I make several gallons of ice cream and sorbet a week.  I don't have trouble with it being icy. 

Even when I do use a stabilizer, I really wonder if it's doing much.  I've noticed that when I strain the base, a lot of it is stuck in the chinois, so is there even enough left in there to do any good? Who knows. I've never had a complaint about icy ice cream, even when I don't use it.


----------



## sirgoose (Jul 18, 2013)

I'm posting on this topic because I too was searching for natural stabilizers. On my end, I'm in the opposite direction, I don't use any eggs, I try to stick to only dairy and use a little starch and corn syrup. My issue is that I'm coming out on the "buttery" side. I'm trying to figure out if I'm churning too long in my batch freezer or if the chemistry of the mix is too rich in cream. According to my calculations, I'm at about 14% butterfat which is not too much for an ultra-premium product. I just feel like maybe I need something to help the fat break up or stay broken up. Any expertise anyone?


----------



## marcoropke (Jul 18, 2013)

I use a straight method every single time without fail. I use a bit of Glucose Syrup, eggs, milk, etc..

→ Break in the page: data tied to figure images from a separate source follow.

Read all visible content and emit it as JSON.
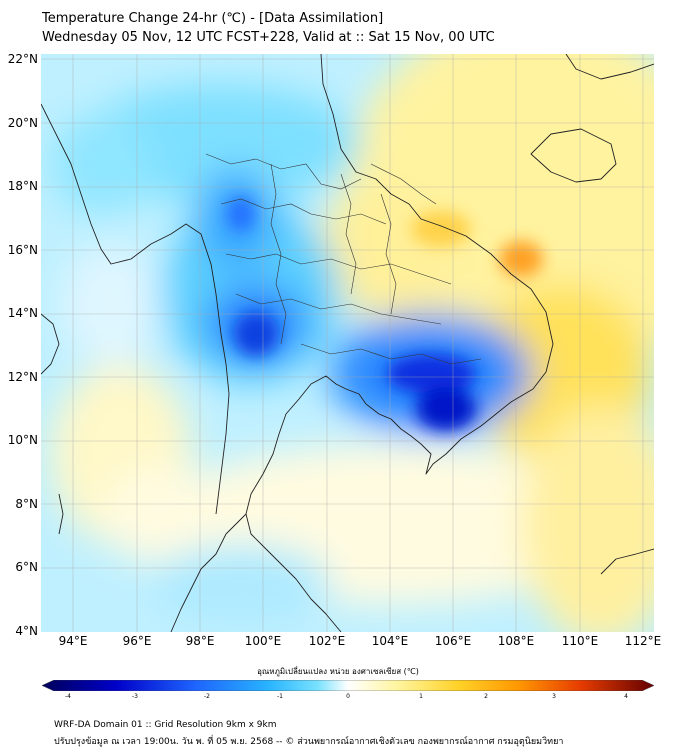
{
  "title": {
    "line1": "Temperature Change 24-hr (℃) - [Data Assimilation]",
    "line2": "Wednesday 05 Nov, 12 UTC FCST+228, Valid at :: Sat 15 Nov, 00 UTC"
  },
  "map": {
    "lat_labels": [
      "22°N",
      "20°N",
      "18°N",
      "16°N",
      "14°N",
      "12°N",
      "10°N",
      "8°N",
      "6°N",
      "4°N"
    ],
    "lon_labels": [
      "94°E",
      "96°E",
      "98°E",
      "100°E",
      "102°E",
      "104°E",
      "106°E",
      "108°E",
      "110°E",
      "112°E"
    ]
  },
  "colorbar": {
    "label": "อุณหภูมิเปลี่ยนแปลง หน่วย องศาเซลเซียส (℃)",
    "ticks": [
      "-4",
      "-3",
      "-2",
      "-1",
      "0",
      "1",
      "2",
      "3",
      "4"
    ],
    "range": [
      -4,
      4
    ],
    "colors": [
      "#00005a",
      "#0000c8",
      "#1e64ff",
      "#28b4ff",
      "#78e1ff",
      "#ffffff",
      "#fff5a0",
      "#ffd228",
      "#ff9600",
      "#e63c00",
      "#640000"
    ]
  },
  "footer": {
    "line1": "WRF-DA Domain 01 :: Grid Resolution 9km x 9km",
    "line2": "ปรับปรุงข้อมูล ณ เวลา 19:00น. วัน พ. ที่ 05 พ.ย. 2568 -- © ส่วนพยากรณ์อากาศเชิงตัวเลข กองพยากรณ์อากาศ กรมอุตุนิยมวิทยา"
  }
}
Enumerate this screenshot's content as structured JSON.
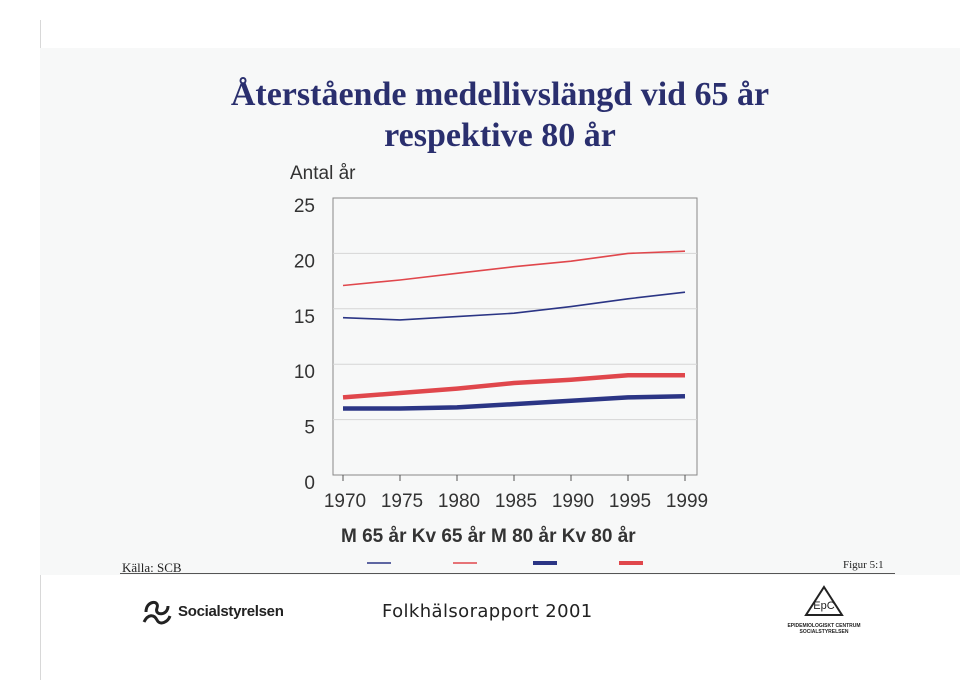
{
  "title_line1": "Återstående medellivslängd vid 65 år",
  "title_line2": "respektive 80 år",
  "footer": {
    "source": "Källa: SCB",
    "figure": "Figur 5:1",
    "publisher": "Socialstyrelsen",
    "report": "Folkhälsorapport 2001",
    "epc_badge": "EpC",
    "epc_line1": "EPIDEMIOLOGISKT CENTRUM",
    "epc_line2": "SOCIALSTYRELSEN"
  },
  "colors": {
    "men": "#2b3585",
    "women": "#e0474c",
    "title": "#2a2f6e"
  },
  "chart_data": {
    "type": "line",
    "title": "Återstående medellivslängd vid 65 år respektive 80 år",
    "ylabel": "Antal år",
    "xlabel": "",
    "ylim": [
      0,
      25
    ],
    "yticks": [
      0,
      5,
      10,
      15,
      20,
      25
    ],
    "categories": [
      "1970",
      "1975",
      "1980",
      "1985",
      "1990",
      "1995",
      "1999"
    ],
    "grid": true,
    "legend_text": "M 65 år Kv 65 år M 80 år Kv 80 år",
    "legend_placement": "bottom",
    "series": [
      {
        "name": "M 65 år",
        "color": "#2b3585",
        "weight": "thin",
        "values": [
          14.2,
          14.0,
          14.3,
          14.6,
          15.2,
          15.9,
          16.5
        ]
      },
      {
        "name": "Kv 65 år",
        "color": "#e0474c",
        "weight": "thin",
        "values": [
          17.1,
          17.6,
          18.2,
          18.8,
          19.3,
          20.0,
          20.2
        ]
      },
      {
        "name": "M 80 år",
        "color": "#2b3585",
        "weight": "thick",
        "values": [
          6.0,
          6.0,
          6.1,
          6.4,
          6.7,
          7.0,
          7.1
        ]
      },
      {
        "name": "Kv 80 år",
        "color": "#e0474c",
        "weight": "thick",
        "values": [
          7.0,
          7.4,
          7.8,
          8.3,
          8.6,
          9.0,
          9.0
        ]
      }
    ]
  }
}
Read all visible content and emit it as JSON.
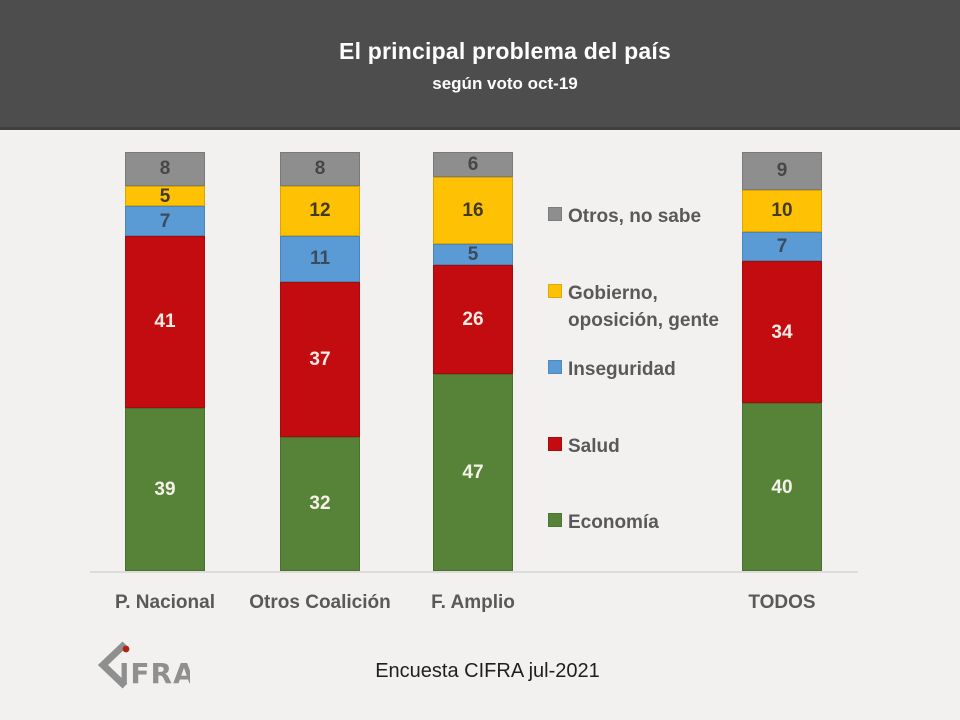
{
  "header": {
    "title": "El principal problema del país",
    "subtitle": "según voto oct-19"
  },
  "footer": {
    "source": "Encuesta CIFRA jul-2021",
    "logo_brand": "CIFRA",
    "logo_letters": "IFRA"
  },
  "colors": {
    "header_bg": "#4d4d4d",
    "page_bg": "#f2f1f0",
    "axis_line": "#dddcdb",
    "text_gray": "#595959",
    "logo_gray": "#8f8f8f",
    "logo_dot_red": "#b02418"
  },
  "chart_data": {
    "type": "bar",
    "variant": "stacked-100",
    "title": "El principal problema del país",
    "subtitle": "según voto oct-19",
    "categories": [
      "P. Nacional",
      "Otros Coalición",
      "F. Amplio",
      "TODOS"
    ],
    "series": [
      {
        "name": "Economía",
        "color": "#578339",
        "label_color": "#f4f2e6",
        "values": [
          39,
          32,
          47,
          40
        ]
      },
      {
        "name": "Salud",
        "color": "#c30c10",
        "label_color": "#f7ebe4",
        "values": [
          41,
          37,
          26,
          34
        ]
      },
      {
        "name": "Inseguridad",
        "color": "#5b9bd5",
        "label_color": "#3d4a5c",
        "values": [
          7,
          11,
          5,
          7
        ]
      },
      {
        "name": "Gobierno, oposición, gente",
        "color": "#fec104",
        "label_color": "#403a28",
        "values": [
          5,
          12,
          16,
          10
        ]
      },
      {
        "name": "Otros, no sabe",
        "color": "#8e8e8e",
        "label_color": "#474747",
        "values": [
          8,
          8,
          6,
          9
        ]
      }
    ],
    "legend": [
      {
        "label": "Otros, no sabe",
        "color": "#8e8e8e"
      },
      {
        "label": "Gobierno,\noposición, gente",
        "color": "#fec104"
      },
      {
        "label": "Inseguridad",
        "color": "#5b9bd5"
      },
      {
        "label": "Salud",
        "color": "#c30c10"
      },
      {
        "label": "Economía",
        "color": "#578339"
      }
    ],
    "ylim": [
      0,
      100
    ],
    "grid": false,
    "legend_position": "right",
    "value_labels": "inside"
  }
}
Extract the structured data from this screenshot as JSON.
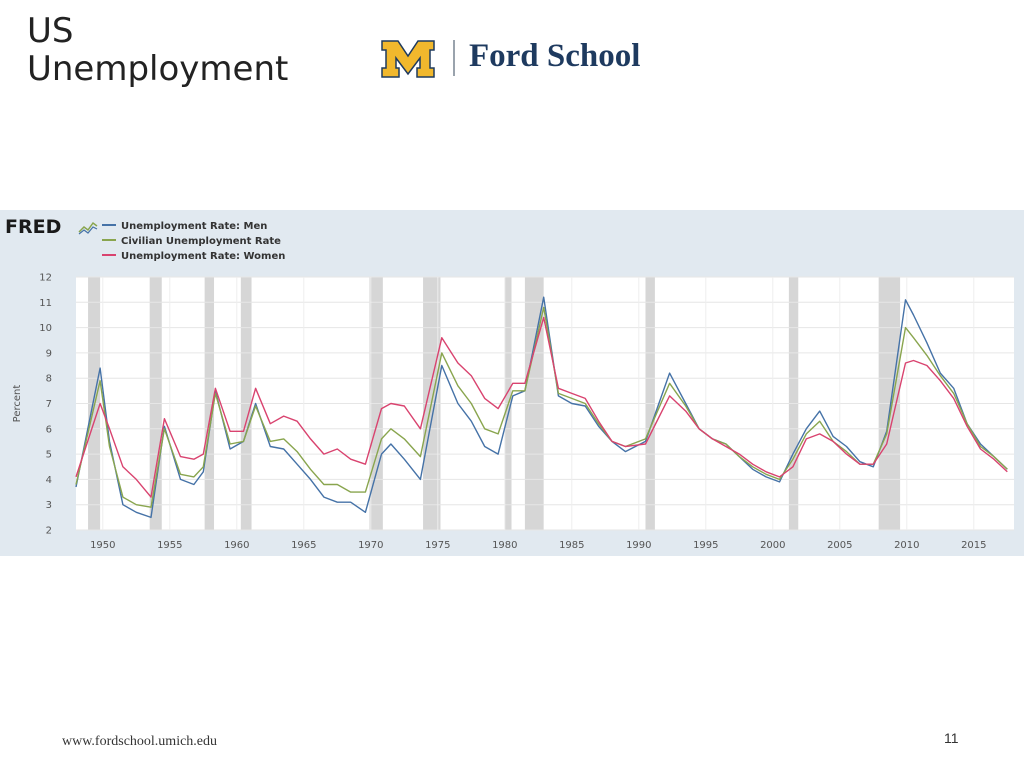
{
  "slide": {
    "title_line1": "US",
    "title_line2": "Unemployment",
    "logo_text": "Ford School",
    "footer_url": "www.fordschool.umich.edu",
    "page_number": "11"
  },
  "colors": {
    "men": "#4572a7",
    "civilian": "#89a54e",
    "women": "#d9436f",
    "recession": "#d6d6d6",
    "plot_bg": "#ffffff",
    "panel_bg": "#e1e9f0",
    "logo_gold": "#f1b82d",
    "logo_blue": "#1e3a5f"
  },
  "chart_data": {
    "type": "line",
    "source_logo": "FRED",
    "ylabel": "Percent",
    "xlabel": "",
    "xlim": [
      1948,
      2018
    ],
    "ylim": [
      2,
      12
    ],
    "yticks": [
      2,
      3,
      4,
      5,
      6,
      7,
      8,
      9,
      10,
      11,
      12
    ],
    "xticks": [
      1950,
      1955,
      1960,
      1965,
      1970,
      1975,
      1980,
      1985,
      1990,
      1995,
      2000,
      2005,
      2010,
      2015
    ],
    "grid": true,
    "legend_position": "top-left",
    "recessions": [
      [
        1948.9,
        1949.8
      ],
      [
        1953.5,
        1954.4
      ],
      [
        1957.6,
        1958.3
      ],
      [
        1960.3,
        1961.1
      ],
      [
        1969.9,
        1970.9
      ],
      [
        1973.9,
        1975.2
      ],
      [
        1980.0,
        1980.5
      ],
      [
        1981.5,
        1982.9
      ],
      [
        1990.5,
        1991.2
      ],
      [
        2001.2,
        2001.9
      ],
      [
        2007.9,
        2009.5
      ]
    ],
    "series": [
      {
        "name": "Unemployment Rate: Men",
        "color_key": "men",
        "x": [
          1948,
          1949.8,
          1950.5,
          1951.5,
          1952.5,
          1953.6,
          1954.6,
          1955.8,
          1956.8,
          1957.5,
          1958.4,
          1959.5,
          1960.5,
          1961.4,
          1962.5,
          1963.5,
          1964.5,
          1965.5,
          1966.5,
          1967.5,
          1968.5,
          1969.6,
          1970.8,
          1971.5,
          1972.5,
          1973.7,
          1975.3,
          1976.5,
          1977.5,
          1978.5,
          1979.5,
          1980.6,
          1981.5,
          1982.9,
          1984,
          1985,
          1986,
          1987,
          1988,
          1989,
          1990.5,
          1992.3,
          1993.5,
          1994.5,
          1995.5,
          1996.5,
          1997.5,
          1998.5,
          1999.5,
          2000.5,
          2001.5,
          2002.5,
          2003.5,
          2004.5,
          2005.5,
          2006.5,
          2007.5,
          2008.5,
          2009.9,
          2010.5,
          2011.5,
          2012.5,
          2013.5,
          2014.5,
          2015.5,
          2016.5,
          2017.5
        ],
        "y": [
          3.7,
          8.4,
          5.5,
          3.0,
          2.7,
          2.5,
          6.1,
          4.0,
          3.8,
          4.3,
          7.5,
          5.2,
          5.5,
          7.0,
          5.3,
          5.2,
          4.6,
          4.0,
          3.3,
          3.1,
          3.1,
          2.7,
          5.0,
          5.4,
          4.8,
          4.0,
          8.5,
          7.0,
          6.3,
          5.3,
          5.0,
          7.3,
          7.5,
          11.2,
          7.3,
          7.0,
          6.9,
          6.1,
          5.5,
          5.1,
          5.5,
          8.2,
          7.0,
          6.0,
          5.6,
          5.4,
          4.9,
          4.4,
          4.1,
          3.9,
          5.0,
          6.0,
          6.7,
          5.7,
          5.3,
          4.7,
          4.5,
          5.9,
          11.1,
          10.5,
          9.4,
          8.2,
          7.6,
          6.2,
          5.4,
          4.9,
          4.4
        ]
      },
      {
        "name": "Civilian Unemployment Rate",
        "color_key": "civilian",
        "x": [
          1948,
          1949.8,
          1950.5,
          1951.5,
          1952.5,
          1953.6,
          1954.6,
          1955.8,
          1956.8,
          1957.5,
          1958.4,
          1959.5,
          1960.5,
          1961.4,
          1962.5,
          1963.5,
          1964.5,
          1965.5,
          1966.5,
          1967.5,
          1968.5,
          1969.6,
          1970.8,
          1971.5,
          1972.5,
          1973.7,
          1975.3,
          1976.5,
          1977.5,
          1978.5,
          1979.5,
          1980.6,
          1981.5,
          1982.9,
          1984,
          1985,
          1986,
          1987,
          1988,
          1989,
          1990.5,
          1992.3,
          1993.5,
          1994.5,
          1995.5,
          1996.5,
          1997.5,
          1998.5,
          1999.5,
          2000.5,
          2001.5,
          2002.5,
          2003.5,
          2004.5,
          2005.5,
          2006.5,
          2007.5,
          2008.5,
          2009.9,
          2010.5,
          2011.5,
          2012.5,
          2013.5,
          2014.5,
          2015.5,
          2016.5,
          2017.5
        ],
        "y": [
          3.8,
          7.9,
          5.3,
          3.3,
          3.0,
          2.9,
          6.0,
          4.2,
          4.1,
          4.5,
          7.4,
          5.4,
          5.5,
          6.9,
          5.5,
          5.6,
          5.1,
          4.4,
          3.8,
          3.8,
          3.5,
          3.5,
          5.6,
          6.0,
          5.6,
          4.9,
          9.0,
          7.7,
          7.0,
          6.0,
          5.8,
          7.5,
          7.5,
          10.8,
          7.4,
          7.2,
          7.0,
          6.2,
          5.5,
          5.3,
          5.6,
          7.8,
          6.9,
          6.0,
          5.6,
          5.4,
          4.9,
          4.5,
          4.2,
          4.0,
          4.8,
          5.8,
          6.3,
          5.5,
          5.1,
          4.6,
          4.6,
          5.8,
          10.0,
          9.6,
          8.9,
          8.1,
          7.4,
          6.2,
          5.3,
          4.9,
          4.4
        ]
      },
      {
        "name": "Unemployment Rate: Women",
        "color_key": "women",
        "x": [
          1948,
          1949.8,
          1950.5,
          1951.5,
          1952.5,
          1953.6,
          1954.6,
          1955.8,
          1956.8,
          1957.5,
          1958.4,
          1959.5,
          1960.5,
          1961.4,
          1962.5,
          1963.5,
          1964.5,
          1965.5,
          1966.5,
          1967.5,
          1968.5,
          1969.6,
          1970.8,
          1971.5,
          1972.5,
          1973.7,
          1975.3,
          1976.5,
          1977.5,
          1978.5,
          1979.5,
          1980.6,
          1981.5,
          1982.9,
          1984,
          1985,
          1986,
          1987,
          1988,
          1989,
          1990.5,
          1992.3,
          1993.5,
          1994.5,
          1995.5,
          1996.5,
          1997.5,
          1998.5,
          1999.5,
          2000.5,
          2001.5,
          2002.5,
          2003.5,
          2004.5,
          2005.5,
          2006.5,
          2007.5,
          2008.5,
          2009.9,
          2010.5,
          2011.5,
          2012.5,
          2013.5,
          2014.5,
          2015.5,
          2016.5,
          2017.5
        ],
        "y": [
          4.1,
          7.0,
          6.0,
          4.5,
          4.0,
          3.3,
          6.4,
          4.9,
          4.8,
          5.0,
          7.6,
          5.9,
          5.9,
          7.6,
          6.2,
          6.5,
          6.3,
          5.6,
          5.0,
          5.2,
          4.8,
          4.6,
          6.8,
          7.0,
          6.9,
          6.0,
          9.6,
          8.6,
          8.1,
          7.2,
          6.8,
          7.8,
          7.8,
          10.4,
          7.6,
          7.4,
          7.2,
          6.3,
          5.5,
          5.3,
          5.4,
          7.3,
          6.7,
          6.0,
          5.6,
          5.3,
          5.0,
          4.6,
          4.3,
          4.1,
          4.5,
          5.6,
          5.8,
          5.5,
          5.0,
          4.6,
          4.6,
          5.4,
          8.6,
          8.7,
          8.5,
          7.9,
          7.2,
          6.1,
          5.2,
          4.8,
          4.3
        ]
      }
    ]
  }
}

Actually here is the recipe that always works, it makes about 1.5L for me.

*Recipe Ingredients:*


*720 ml* Milk

*1 piece* Vanilla: Vanilla Bean Bourbon

*150 ml* Milk

*40 g* Glucose Syrup

*8 piece* Egg Yolks

*280 g* Sugar

*450 ml *Cream Whipping
*Method:*


Heat the milk and vanilla pods. (150ml milk + vanilla pods)

Whisk together the remaining milk with the glucose, sugar and the egg yolks.

Once the milk is boiling add the egg mix to it and under constant stirring cook the ice cream to exactly 82 C.

As soon as the ice cream reaches the required temperature, take it off the heat immediately and strain it into a clean container.

Set the mix on ice cubes to cool it down quickly, once it is cold cover it with plastic and place it in the fridge to let it ripe for one day.

Next day add the fresh cream to it and mix it well.

Churn the ice cream now in the machine.
It should look like this near the end of the machine while it's churning:





  








2013-06-16_23-34-30__Screen_Shot_2013-06-15_at_2.2




__
marcoropke


__
Jul 18, 2013








Hope that helps

Marco Ropke


----------



## chefpeon (Jun 14, 2006)

I will try that recipe. Will I see a difference if I use corn syrup in place of the glucose?


----------



## jgraeff1 (Jun 3, 2013)

Honestly I have never had to churn the ice cream I make.

The alcohol affects how hard it will set and crystallize.

I normally use condensed milk, eggs, sugar, cream, vanilla extract and liquor of my choice. Then I mix and let freeze it's awesome and smooth and creamy. 

I made lavender- amaretto this way yesterday and came out great.

This is the method I use unless I'm using dry ice or liquid nitrogen


----------